Undateable states that women draw far-reaching conclusions about compatibility in the first fifteen to twenty seconds of meeting a man. Afterwards, the window inexorably closes. While you and I have been taught you can’t (and shouldn’t) judge a book by its cover, apparently Rakieten and Coyle can.

Speaking as a man who didn’t always make good first impressions (I was shy and socially awkward), and yet as one who enjoyed his share of female friends and lovers, I can state this absolutely is not true. If it were, I'd be Rush Limbaugh.

The reason I am not is that as sentient life forms, women possess the ability to adapt and update their impressions as more data is made available. Which is a very clinical way of saying they have the ability to change their minds. They are flexible.

Beyond their intellectual agility, women (at least those not named Rakieten and Coyle) just aren’t as fixated on appearances as men are.

While this doesn’t excuse men from being slovenly and unhygienic, should tube socks really consign them to the sexless and permanent bachelorhood Undateable says they should?

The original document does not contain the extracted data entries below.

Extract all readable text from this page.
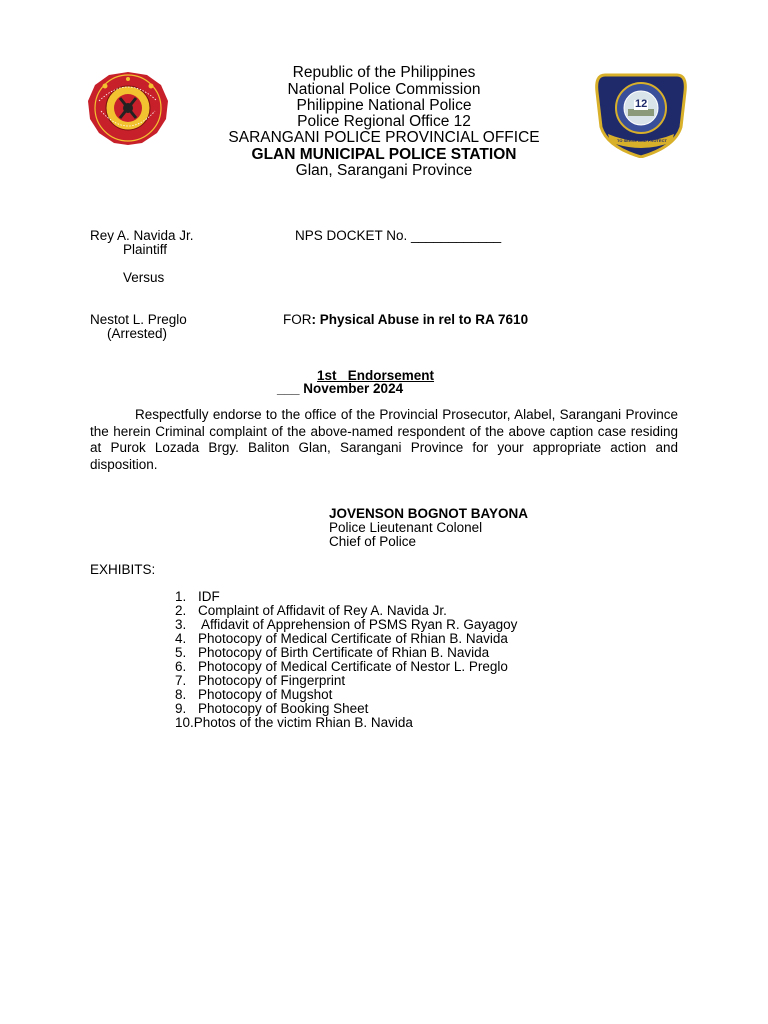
12
TO SERVE AND PROTECT
Republic of the Philippines
National Police Commission
Philippine National Police
Police Regional Office 12
SARANGANI POLICE PROVINCIAL OFFICE
GLAN MUNICIPAL POLICE STATION
Glan, Sarangani Province
Rey A. Navida Jr.	NPS DOCKET No. ____________
Plaintiff
Versus
Nestot L. Preglo	FOR: Physical Abuse in rel to RA 7610
(Arrested)
1st   Endorsement
___ November 2024
Respectfully endorse to the office of the Provincial Prosecutor, Alabel, Sarangani Province the herein Criminal complaint of the above-named respondent of the above caption case residing at Purok Lozada Brgy. Baliton Glan, Sarangani Province for your appropriate action and disposition.
JOVENSON BOGNOT BAYONA
Police Lieutenant Colonel
Chief of Police
EXHIBITS:
1. IDF
2. Complaint of Affidavit of Rey A. Navida Jr.
3. Affidavit of Apprehension of PSMS Ryan R. Gayagoy
4. Photocopy of Medical Certificate of Rhian B. Navida
5. Photocopy of Birth Certificate of Rhian B. Navida
6. Photocopy of Medical Certificate of Nestor L. Preglo
7. Photocopy of Fingerprint
8. Photocopy of Mugshot
9. Photocopy of Booking Sheet
10. Photos of the victim Rhian B. Navida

Ultimately, Undateable and its authors come-off as the female equivalent of men who judge women against Playboy centerfolds—even when they’re not seventeen. It, and they, are immature; obsessed with appearances and the status a prospective partner can bring to their own unfulfilled lives.

A philosopher once stated that we become what we hate. Insofar as Undateable is concerned, he seems to be correct.